Rights and interests

The Court held that the native title rights existed over the determination area in 4 separate parts. In relation to Part 1, which covers the land and waters in the north-west corner of the determination area, Reeves J recognised the right to possess, occupy, use and enjoy the area to the exclusion of all others. The rights recognised in relation to water include the non-exclusive rights to hunt, fish and gather from the water of the area; take and use the natural resources of the water in the area; and take and use the water of the area, for personal, domestic and non-commercial communal purposes.

In relation to the remaining area, including the townships of Taroom and Wandoan, the Court recognised the following common non-exclusive rights: the right to access, be present on, move about on and travel over the area; the right to fish and gather on the land and waters of the areas for non-commercial purposes; the right to maintain places of importance and areas of significance to the native title holders under their traditional laws and customs and protect those places and areas from physical harm; the right to teach on the area the physical and spiritual attributes of the area; the right to be accompanied on the area by those persons who, though not native title holders, are: spouses of native title holders or are persons required or permitted under the traditional laws to assist in ceremonies; and the right to be buried and bury native title holders within the area

His Honour recognised separate rights over Part 2 (which encompasses a large portion of the land and water, excluding townships) and Wandoan to share and exchange natural resources from the land and waters for non-commercial purposes. His Honour also recognised the right to perform dances, conduct smoking ceremonies and ceremonies associated with the reinterment of remains in Wandoan and Taroom. In relation to Part 2, His Honour recognised the right to camp and live temporarily on the area as part of camping, and for that purpose build temporary shelters. The Court also recognised the right to hunt for non-commercial purposes in Wandoan, but not to do so using weapons as defined in the Weapons Act 1990 (Qld).
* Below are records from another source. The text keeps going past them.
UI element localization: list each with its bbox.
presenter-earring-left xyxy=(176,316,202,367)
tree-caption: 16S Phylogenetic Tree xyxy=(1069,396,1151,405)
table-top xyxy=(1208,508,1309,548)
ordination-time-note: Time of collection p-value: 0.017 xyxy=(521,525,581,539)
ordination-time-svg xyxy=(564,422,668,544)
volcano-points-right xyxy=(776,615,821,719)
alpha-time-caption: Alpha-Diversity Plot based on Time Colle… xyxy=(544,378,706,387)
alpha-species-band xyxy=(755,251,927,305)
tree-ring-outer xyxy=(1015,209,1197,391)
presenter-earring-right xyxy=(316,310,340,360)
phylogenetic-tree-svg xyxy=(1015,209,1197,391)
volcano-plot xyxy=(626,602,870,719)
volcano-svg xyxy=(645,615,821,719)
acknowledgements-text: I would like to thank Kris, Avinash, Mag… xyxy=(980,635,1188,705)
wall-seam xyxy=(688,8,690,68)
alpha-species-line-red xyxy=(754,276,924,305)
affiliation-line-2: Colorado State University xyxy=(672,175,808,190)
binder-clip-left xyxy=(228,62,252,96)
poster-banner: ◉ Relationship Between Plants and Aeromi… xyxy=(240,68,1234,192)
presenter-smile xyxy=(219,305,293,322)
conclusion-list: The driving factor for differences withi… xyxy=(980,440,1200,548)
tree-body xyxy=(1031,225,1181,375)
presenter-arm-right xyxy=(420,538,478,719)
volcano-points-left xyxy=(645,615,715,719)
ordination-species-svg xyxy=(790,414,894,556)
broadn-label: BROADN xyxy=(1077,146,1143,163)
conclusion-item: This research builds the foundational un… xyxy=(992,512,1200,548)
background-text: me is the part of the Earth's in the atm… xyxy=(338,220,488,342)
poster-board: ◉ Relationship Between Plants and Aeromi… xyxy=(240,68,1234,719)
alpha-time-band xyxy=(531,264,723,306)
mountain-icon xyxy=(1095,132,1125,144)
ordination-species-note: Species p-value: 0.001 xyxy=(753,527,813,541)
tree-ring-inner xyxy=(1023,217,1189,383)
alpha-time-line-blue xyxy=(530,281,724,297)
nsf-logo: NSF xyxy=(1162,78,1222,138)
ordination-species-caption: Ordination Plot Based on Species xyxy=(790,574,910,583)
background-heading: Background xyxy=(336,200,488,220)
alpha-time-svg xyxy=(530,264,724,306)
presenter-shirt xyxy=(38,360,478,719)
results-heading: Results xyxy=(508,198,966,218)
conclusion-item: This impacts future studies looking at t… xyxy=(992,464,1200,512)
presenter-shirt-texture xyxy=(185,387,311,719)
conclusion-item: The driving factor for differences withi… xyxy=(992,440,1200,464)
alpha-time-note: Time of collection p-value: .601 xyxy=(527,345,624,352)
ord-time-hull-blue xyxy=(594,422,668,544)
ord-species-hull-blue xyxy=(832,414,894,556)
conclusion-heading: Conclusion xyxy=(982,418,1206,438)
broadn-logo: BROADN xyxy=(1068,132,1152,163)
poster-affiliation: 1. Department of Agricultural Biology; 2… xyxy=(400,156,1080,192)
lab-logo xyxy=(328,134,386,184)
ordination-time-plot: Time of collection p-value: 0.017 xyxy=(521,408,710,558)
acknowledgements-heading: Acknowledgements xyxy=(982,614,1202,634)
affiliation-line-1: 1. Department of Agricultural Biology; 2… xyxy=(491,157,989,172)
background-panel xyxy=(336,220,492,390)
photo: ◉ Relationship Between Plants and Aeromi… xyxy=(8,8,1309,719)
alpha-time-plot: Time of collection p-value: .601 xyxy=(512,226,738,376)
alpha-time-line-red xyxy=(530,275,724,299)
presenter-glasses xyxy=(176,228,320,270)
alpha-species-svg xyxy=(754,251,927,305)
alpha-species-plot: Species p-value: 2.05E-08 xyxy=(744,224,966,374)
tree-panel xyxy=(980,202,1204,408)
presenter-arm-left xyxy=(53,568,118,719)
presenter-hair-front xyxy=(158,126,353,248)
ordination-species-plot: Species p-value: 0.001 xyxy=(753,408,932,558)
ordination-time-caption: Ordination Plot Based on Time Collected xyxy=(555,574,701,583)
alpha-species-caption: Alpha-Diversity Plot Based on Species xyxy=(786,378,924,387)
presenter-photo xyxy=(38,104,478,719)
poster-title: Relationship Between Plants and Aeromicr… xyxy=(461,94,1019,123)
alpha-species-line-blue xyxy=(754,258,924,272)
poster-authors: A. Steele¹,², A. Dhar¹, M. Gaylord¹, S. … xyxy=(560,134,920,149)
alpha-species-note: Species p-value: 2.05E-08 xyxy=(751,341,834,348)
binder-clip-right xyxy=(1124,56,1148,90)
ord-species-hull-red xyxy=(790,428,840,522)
Reeves J noted that the native title rights are subject to the interests of the respondents, which may be exercised notwithstanding the existence of native title rights and interests. The other interests include various Indigenous land use agreements entered between a number of pastoralists, resources and energy companies and local government bodies.

Noting the length of time that application has taken since being filed, Reeves J endorsed the observations of Rares J in Prior on behalf of the Juru (Cape Upstart) People v State of Queensland & Ors (No 2) [2011] FCA 819 (at [32]) that ‘justice delayed is justice denied’. Reeves J argued that since the 2009 amendments to the NTA and the introduction of Part VB to the Federal Court of Australia Act 1976 (Cth), the Court has sought to use its case management powers to attempt to reduce and avoid these sorts of delay occurring in its native title lists. The Court has also adopted a priority listing system of native title proceedings to attempt to ensure that its native title lists are dealt with as justly, quickly, inexpensively and efficiently as possible.

Wardingarri Aboriginal Corporation is the nominated prescribed body corporate.